The highlight though was Henry VII’s Lady Chapel. Now I know you shouldn’t utter the words ‘holy crap’ within such sacred walls, but there was no other way to describe it. The intricate detail on the ceilings is incredible. Henry VIII’s little boy is buried here under the alter, and even Oliver Cromwell was buried here – for two years. After that he was dug up, hung, decapitated and shipped off elsewhere – so much for rest in peace. I guess he did contribute to the downfall of the monarchy though – seems they got their revenge.
In a room off to the side lie the tombs of Queen Elizabeth I and her half-sister Mary.  The likeness on top of the tomb looks just like Elizabeth, with the face believed to have been cast from her death mask – hence the realism.  Across the hall is the tomb of Mary Queen of Scots. It is supposed to be more grand than Elizabeth’s as specified by Mary’s son once he came to power. That’s right Queenie – you had my Mum killed, so I’m giving her a bigger tomb than you. However I couldn’t view it as it was closed for restoration.
Then it’s onto poet’s corner where the likes of Charles Dickens, Chaucer, Handel and Lawrence Olivier are buried. There are lots of other memorials to Jane Austen, Lewis Carroll, the Bronte sisters, Shakespeare and dozens of others, although their bodies are located elsewhere. Anne of Cleves (one of Henry VIII’s wives is also located near here).
The Nave is another glorious section that houses the tomb of the unknown warrior, a monument representing all of those unidentified victims of war, as well as Sir Isaac Newton and Charles Darwin (although his monument is a lot smaller, so sad to say the Church probably still feels some animosity there).
Finally there are the Cloisters, where the Monks once lived and worked, in fact some families still live on site here, and it is cold!!!!! There is a door here believed to be the oldest door in England, built in 1050. Wow! That’s old! There is a lovely garden outside (where I was finally able to take some pictures, as they aren’t permitted elsewhere in the Abbey).
Well anyway, I think I have talked about the Abbey quite enough, but there really is something magical about this place, and the guides are really friendly.
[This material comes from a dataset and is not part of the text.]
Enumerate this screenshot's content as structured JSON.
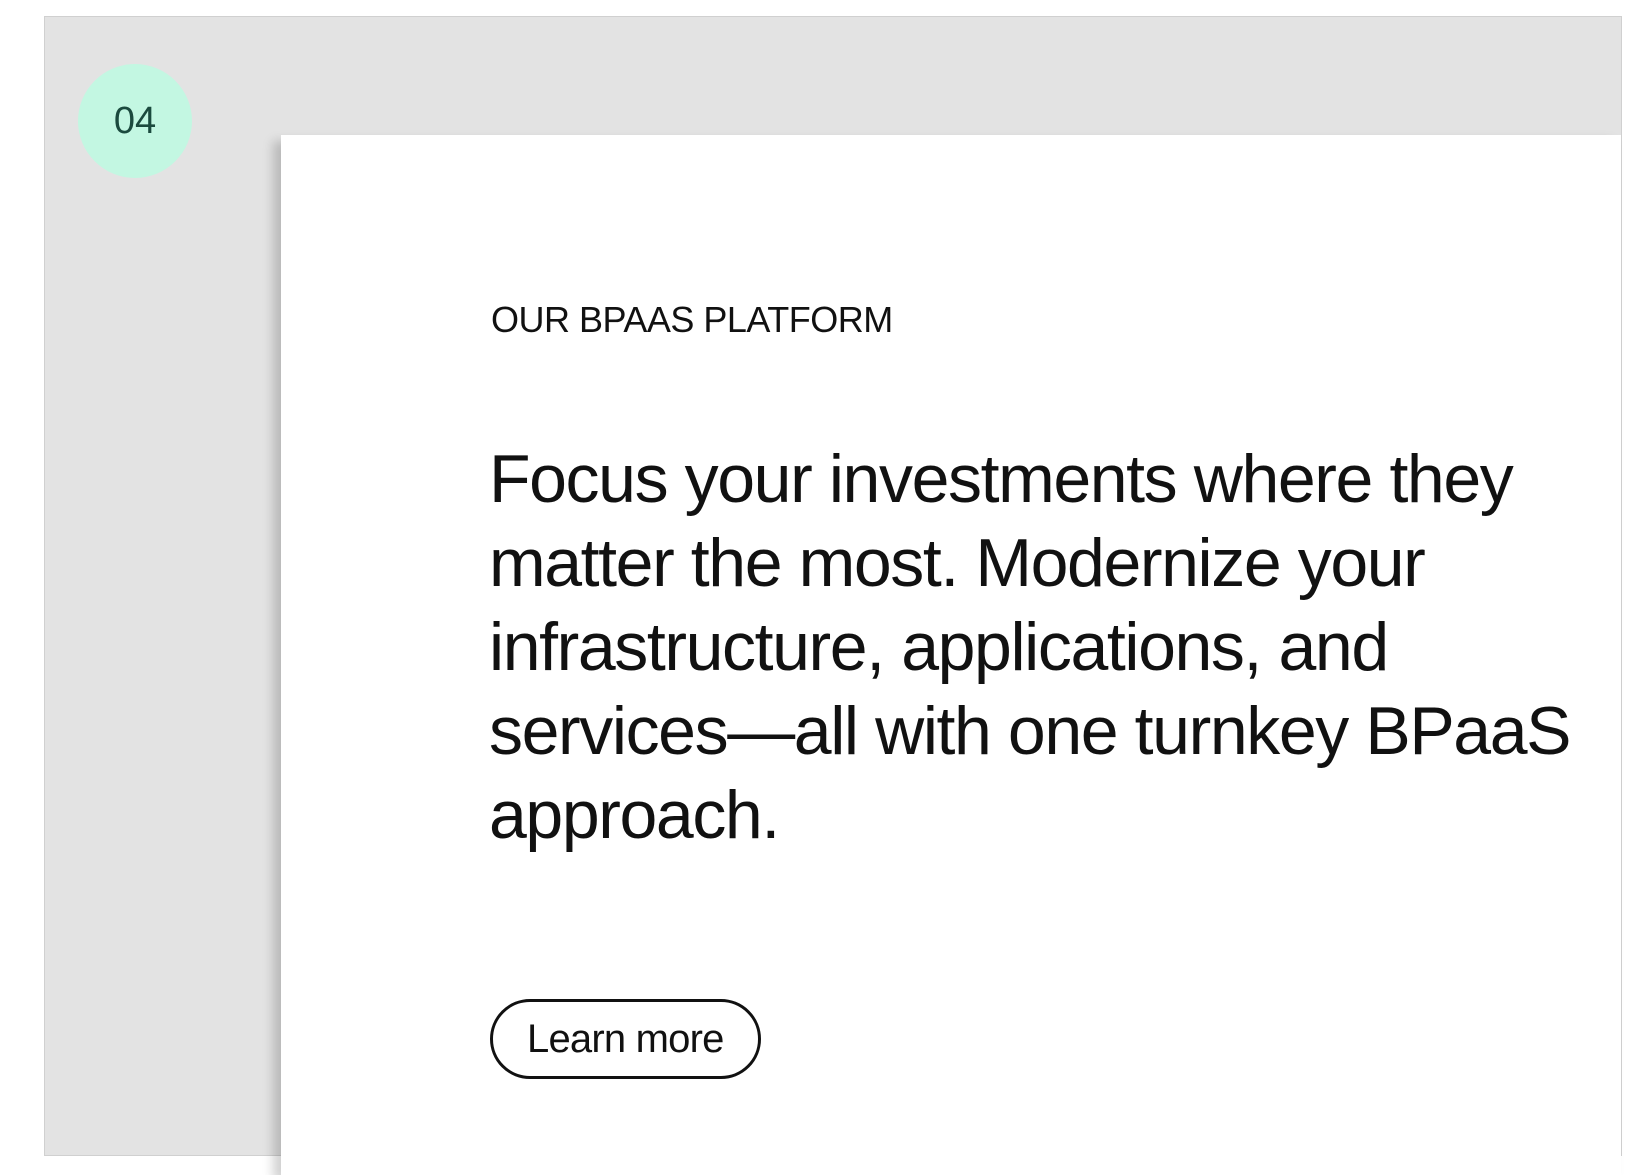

It almost makes me wish I was religious – reckon I might be if I could worship in a place like that all the time. There are many services held at the Abbey, so I might just attend one at some point. To hear the choir alone would be phenomenal.
Oh, one more cool thing, the Coronation Chair, built in the late 1200’s. It has been used for every coronation since and replicas of all the sceptres, swords and crowns used in the ceremony were on display in the Abbey Museum. This thing is so old that it needs constant restoration, it even has graffiti on it from the choir boys over the years.  The stone used as part of the seat is sacred to Scotland, so has been returned there until it is needed for the next coronation, which will be good old Charlie(or preferably William).
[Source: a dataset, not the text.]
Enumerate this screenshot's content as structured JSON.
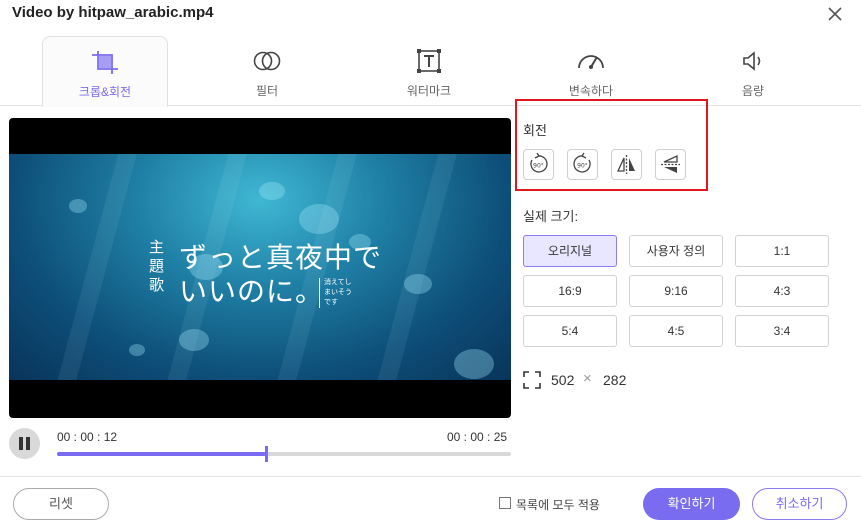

That night I went with a girl I had met (Saba) to Chinatown to celebrate the Chinese New Year of the rabbit. Unfortunately, there were some departure delays, and we arrived just in time to hear them announce it was all over.  This was a real shame, as I had been looking forward to the event all week. Nevertheless we still looked around and had a lovely dinner – and I must say, they were very efficient at cleaning up afterwards, within a few hours the streets had been cleared of rubbish and washed. Very efficient.